Read our more detailed update on the judgment here.

The Niche

Recent developments have had us pondering antitrust angles in Defense Tech.1 A few thoughts:

  • Geostrategic rivalry begets market competition? Military tech has spawned smaller companies with software-enabled products (e.g., drones) not traditionally made by large defense companies.
  • But new forms of market power? New defense tech has seen companies compete for the market (e.g., Starlink, Palantir).
  • The distinction from industrial policy? Privatization and digitization of defense tech feeds concerns over critical raw materials, AI sovereignty, and public-private partnerships.

… and for the EU lawyers: how do you invoke national security as an ancillary restraint?

Other Interesting Recent Antitrust in Tech Developments

US: A federal judge found that Apple had failed to comply with a court order in the high-profile Epic Games antitrust case, ruling that Apple's ongoing restrictions on how app developers can direct users to alternative payment methods did not meet the original injunction's requirements which prohibited Apple from retaliating against developers for communicating with users ( Read more).

EU: Apple has proposed updated App Store rules in light of (1) an EC decision finding that Apple infringed Article 5(4) DMA by imposing restrictions on the ability of app developers to steer users to other distribution channels; and (2) a separate ongoing investigation into Apple's business terms ( Read more).

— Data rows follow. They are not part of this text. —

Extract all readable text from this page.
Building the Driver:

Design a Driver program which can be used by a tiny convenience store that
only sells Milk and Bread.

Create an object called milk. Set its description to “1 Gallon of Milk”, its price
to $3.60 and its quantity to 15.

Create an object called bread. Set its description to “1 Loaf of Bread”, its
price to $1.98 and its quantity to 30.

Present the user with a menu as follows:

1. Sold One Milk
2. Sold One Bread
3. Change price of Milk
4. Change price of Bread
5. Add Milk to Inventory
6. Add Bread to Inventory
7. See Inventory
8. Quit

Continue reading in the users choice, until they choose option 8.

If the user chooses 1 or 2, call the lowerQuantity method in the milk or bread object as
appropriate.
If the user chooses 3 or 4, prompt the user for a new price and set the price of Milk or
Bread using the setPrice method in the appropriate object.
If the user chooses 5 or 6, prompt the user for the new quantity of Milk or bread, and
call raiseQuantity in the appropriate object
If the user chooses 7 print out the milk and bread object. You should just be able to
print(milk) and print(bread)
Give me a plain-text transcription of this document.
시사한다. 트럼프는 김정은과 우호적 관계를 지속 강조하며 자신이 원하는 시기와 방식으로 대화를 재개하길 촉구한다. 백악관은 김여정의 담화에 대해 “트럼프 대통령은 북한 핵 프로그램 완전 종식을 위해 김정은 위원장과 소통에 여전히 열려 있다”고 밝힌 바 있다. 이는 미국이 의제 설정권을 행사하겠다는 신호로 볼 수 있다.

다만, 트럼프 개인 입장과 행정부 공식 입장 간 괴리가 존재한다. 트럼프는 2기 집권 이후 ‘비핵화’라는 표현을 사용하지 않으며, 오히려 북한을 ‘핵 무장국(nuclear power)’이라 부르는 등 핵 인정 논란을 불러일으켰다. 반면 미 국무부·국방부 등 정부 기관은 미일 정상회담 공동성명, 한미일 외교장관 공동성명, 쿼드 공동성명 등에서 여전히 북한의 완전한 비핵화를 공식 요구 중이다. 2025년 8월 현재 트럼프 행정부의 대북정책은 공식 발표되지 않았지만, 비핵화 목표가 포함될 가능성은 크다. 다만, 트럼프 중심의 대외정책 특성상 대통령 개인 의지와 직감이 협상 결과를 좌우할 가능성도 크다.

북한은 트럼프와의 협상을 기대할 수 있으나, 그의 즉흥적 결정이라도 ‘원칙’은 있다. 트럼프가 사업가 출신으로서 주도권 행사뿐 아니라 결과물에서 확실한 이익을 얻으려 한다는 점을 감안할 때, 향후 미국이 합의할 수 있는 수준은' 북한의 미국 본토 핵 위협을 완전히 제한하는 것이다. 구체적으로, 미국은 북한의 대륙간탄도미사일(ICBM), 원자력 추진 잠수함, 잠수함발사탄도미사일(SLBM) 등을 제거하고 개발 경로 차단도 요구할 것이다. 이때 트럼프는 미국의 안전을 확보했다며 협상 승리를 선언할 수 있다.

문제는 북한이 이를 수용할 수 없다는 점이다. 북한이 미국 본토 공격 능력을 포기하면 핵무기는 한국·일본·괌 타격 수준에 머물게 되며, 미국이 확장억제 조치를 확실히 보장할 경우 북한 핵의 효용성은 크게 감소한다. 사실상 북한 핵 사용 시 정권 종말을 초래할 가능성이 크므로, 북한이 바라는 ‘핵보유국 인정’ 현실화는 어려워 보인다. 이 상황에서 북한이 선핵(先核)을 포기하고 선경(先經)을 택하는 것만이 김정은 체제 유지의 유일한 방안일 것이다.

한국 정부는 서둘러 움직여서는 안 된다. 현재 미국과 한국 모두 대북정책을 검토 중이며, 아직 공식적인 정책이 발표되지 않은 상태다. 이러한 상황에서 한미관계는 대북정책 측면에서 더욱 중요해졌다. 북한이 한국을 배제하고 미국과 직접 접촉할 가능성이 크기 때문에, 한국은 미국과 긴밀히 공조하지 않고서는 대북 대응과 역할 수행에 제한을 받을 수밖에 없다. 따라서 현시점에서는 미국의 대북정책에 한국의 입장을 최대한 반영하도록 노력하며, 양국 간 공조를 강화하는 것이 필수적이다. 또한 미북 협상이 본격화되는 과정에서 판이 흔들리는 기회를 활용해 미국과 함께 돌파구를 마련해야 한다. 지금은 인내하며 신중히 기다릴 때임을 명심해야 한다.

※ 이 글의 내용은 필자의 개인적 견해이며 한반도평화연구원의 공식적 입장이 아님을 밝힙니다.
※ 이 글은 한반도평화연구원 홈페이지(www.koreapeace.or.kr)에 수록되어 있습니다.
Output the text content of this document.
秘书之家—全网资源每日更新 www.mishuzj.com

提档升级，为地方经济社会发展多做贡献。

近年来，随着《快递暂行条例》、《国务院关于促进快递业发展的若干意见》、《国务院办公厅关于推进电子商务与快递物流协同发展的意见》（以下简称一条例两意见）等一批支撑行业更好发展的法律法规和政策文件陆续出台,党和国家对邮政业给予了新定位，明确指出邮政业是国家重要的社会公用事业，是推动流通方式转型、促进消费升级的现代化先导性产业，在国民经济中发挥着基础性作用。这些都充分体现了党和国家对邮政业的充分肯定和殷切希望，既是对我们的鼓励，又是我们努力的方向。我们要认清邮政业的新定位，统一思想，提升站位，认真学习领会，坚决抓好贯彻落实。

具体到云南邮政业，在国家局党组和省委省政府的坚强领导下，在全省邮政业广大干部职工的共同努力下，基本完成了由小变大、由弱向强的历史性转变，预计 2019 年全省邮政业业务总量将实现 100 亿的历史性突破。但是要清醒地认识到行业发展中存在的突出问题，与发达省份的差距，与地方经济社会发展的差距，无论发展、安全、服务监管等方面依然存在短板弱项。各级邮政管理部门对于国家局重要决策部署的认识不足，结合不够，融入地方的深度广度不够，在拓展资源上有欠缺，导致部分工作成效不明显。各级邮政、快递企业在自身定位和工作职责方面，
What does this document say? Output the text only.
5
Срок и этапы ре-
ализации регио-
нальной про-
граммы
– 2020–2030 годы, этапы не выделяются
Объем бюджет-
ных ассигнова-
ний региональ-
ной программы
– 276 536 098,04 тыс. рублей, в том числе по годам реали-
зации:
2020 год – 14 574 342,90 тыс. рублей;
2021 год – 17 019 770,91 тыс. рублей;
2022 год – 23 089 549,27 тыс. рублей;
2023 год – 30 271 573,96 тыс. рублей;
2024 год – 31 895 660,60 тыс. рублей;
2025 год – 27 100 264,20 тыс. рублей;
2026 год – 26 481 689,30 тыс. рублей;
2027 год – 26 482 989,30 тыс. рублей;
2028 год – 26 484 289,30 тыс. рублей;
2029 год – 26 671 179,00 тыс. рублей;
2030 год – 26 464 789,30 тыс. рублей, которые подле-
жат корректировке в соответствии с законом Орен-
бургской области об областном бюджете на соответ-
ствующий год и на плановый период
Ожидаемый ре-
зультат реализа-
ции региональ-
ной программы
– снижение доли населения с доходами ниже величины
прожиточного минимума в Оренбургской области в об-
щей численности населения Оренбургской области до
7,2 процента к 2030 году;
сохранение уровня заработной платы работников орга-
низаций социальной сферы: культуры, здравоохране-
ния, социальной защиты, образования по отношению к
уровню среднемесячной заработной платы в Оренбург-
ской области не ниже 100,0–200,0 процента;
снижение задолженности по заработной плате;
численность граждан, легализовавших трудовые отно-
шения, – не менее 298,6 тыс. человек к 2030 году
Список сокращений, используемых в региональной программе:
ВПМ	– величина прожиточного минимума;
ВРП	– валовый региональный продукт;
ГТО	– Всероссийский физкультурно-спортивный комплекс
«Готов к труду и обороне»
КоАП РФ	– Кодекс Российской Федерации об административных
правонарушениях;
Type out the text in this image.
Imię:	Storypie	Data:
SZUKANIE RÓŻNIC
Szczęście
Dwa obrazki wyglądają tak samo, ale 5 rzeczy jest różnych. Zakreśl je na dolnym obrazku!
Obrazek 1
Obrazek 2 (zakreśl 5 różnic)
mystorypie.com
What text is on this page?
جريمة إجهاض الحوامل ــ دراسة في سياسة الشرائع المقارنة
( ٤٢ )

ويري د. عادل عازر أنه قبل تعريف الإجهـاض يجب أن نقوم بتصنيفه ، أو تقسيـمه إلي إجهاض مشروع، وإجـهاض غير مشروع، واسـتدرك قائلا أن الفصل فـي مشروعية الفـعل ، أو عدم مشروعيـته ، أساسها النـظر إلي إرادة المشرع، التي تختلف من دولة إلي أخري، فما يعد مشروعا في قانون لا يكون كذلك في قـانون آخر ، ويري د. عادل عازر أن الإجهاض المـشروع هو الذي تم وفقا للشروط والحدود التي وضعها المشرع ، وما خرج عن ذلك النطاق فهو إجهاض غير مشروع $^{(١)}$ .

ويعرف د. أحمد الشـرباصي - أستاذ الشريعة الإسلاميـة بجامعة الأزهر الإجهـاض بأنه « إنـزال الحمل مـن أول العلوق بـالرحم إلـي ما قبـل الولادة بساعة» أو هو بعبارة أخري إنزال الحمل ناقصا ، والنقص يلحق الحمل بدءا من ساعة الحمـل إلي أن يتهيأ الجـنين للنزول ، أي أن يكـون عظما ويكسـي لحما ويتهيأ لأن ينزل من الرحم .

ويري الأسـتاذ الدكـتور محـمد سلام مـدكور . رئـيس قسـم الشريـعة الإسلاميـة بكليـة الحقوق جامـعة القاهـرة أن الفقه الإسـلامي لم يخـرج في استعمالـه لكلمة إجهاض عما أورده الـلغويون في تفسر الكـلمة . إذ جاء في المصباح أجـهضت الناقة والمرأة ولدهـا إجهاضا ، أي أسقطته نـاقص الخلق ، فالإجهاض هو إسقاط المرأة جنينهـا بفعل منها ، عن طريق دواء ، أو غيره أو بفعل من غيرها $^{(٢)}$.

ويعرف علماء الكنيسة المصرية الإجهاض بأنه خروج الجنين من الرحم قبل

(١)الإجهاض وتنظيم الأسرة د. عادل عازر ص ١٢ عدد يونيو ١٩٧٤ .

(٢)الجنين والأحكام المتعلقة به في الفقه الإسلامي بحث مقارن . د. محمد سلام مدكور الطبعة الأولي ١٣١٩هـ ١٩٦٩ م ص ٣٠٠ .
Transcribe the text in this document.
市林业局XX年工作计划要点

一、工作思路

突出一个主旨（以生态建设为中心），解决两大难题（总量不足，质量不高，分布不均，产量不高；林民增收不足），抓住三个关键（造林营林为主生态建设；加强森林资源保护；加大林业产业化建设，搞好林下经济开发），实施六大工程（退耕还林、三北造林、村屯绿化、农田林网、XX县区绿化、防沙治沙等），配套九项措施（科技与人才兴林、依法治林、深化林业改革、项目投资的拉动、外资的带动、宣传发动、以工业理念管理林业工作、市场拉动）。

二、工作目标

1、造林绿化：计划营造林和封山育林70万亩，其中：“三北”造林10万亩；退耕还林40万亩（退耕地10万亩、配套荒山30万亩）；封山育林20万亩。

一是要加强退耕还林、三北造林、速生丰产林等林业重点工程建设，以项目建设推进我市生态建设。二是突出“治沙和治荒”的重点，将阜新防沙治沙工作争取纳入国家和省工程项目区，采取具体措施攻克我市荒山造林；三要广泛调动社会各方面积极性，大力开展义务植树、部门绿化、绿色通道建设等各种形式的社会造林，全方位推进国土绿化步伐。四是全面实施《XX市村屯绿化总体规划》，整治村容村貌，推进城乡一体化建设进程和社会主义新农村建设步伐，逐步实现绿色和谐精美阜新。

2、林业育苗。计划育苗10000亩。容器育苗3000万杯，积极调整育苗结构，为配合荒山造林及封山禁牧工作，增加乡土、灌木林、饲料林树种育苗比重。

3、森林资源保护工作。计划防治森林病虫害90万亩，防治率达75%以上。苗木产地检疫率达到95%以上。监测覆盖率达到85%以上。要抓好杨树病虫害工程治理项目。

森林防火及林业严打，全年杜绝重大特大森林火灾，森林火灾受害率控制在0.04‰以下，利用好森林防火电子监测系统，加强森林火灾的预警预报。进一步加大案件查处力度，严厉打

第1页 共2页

EU: The EU and member states are considering simplifying and streamlining the increasingly complex web of the EU digital rules with a view to enhancing the EU's digital competitiveness and innovation ( Read more).

UK: The CMA has published tips for businesses that use dynamic pricing, to “help them stay on the right side of the law and do the right thing by their customers,” as part of a wider project to consider how dynamic pricing is being used across different sectors of the economy.

Germany: The HRC Cologne ruled that Meta's processing of data for AI training without user consent complies with the (1) Article 6(1) GDPR user consent obligation; and (2) Article 5(2) DMA data combination prohibition. In contrast, though rejecting a separate application regarding the same conduct on procedural grounds, the HRC Schleswig-Holstein indicated that Meta's AI training process may infringe the GDPR as it involves the processing of sensitive and children's data without the necessary user consent.

What's in the Pipeline?

US: The DOJ settlement in HPE/Juniper has been alleged to be the result of politics rather than antitrust analysis, setting up a potentially contentious Tunney Act hearing (for more, see comments by a former DOJ Deputy Assistant AG).

EU: The Commission is consulting on the first review of the DMA, seeking feedback on how the DMA can support fair and contestable digital markets, including regarding the AI sector.

UK: The CMA has published its proposed decisions and “intervention roadmaps” in the Google search and ad services SMS investigation as well as the Apple and Google mobile ecosystem SMS investigations.

Footnote

1. See, e.g., FT, FT Tech Tonic, Bloomberg Tech, UK Ministry of Defence, OpinioJuris, EU Startups, euronews.

The content of this article is intended to provide a general guide to the subject matter. Specialist advice should be sought about your specific circumstances.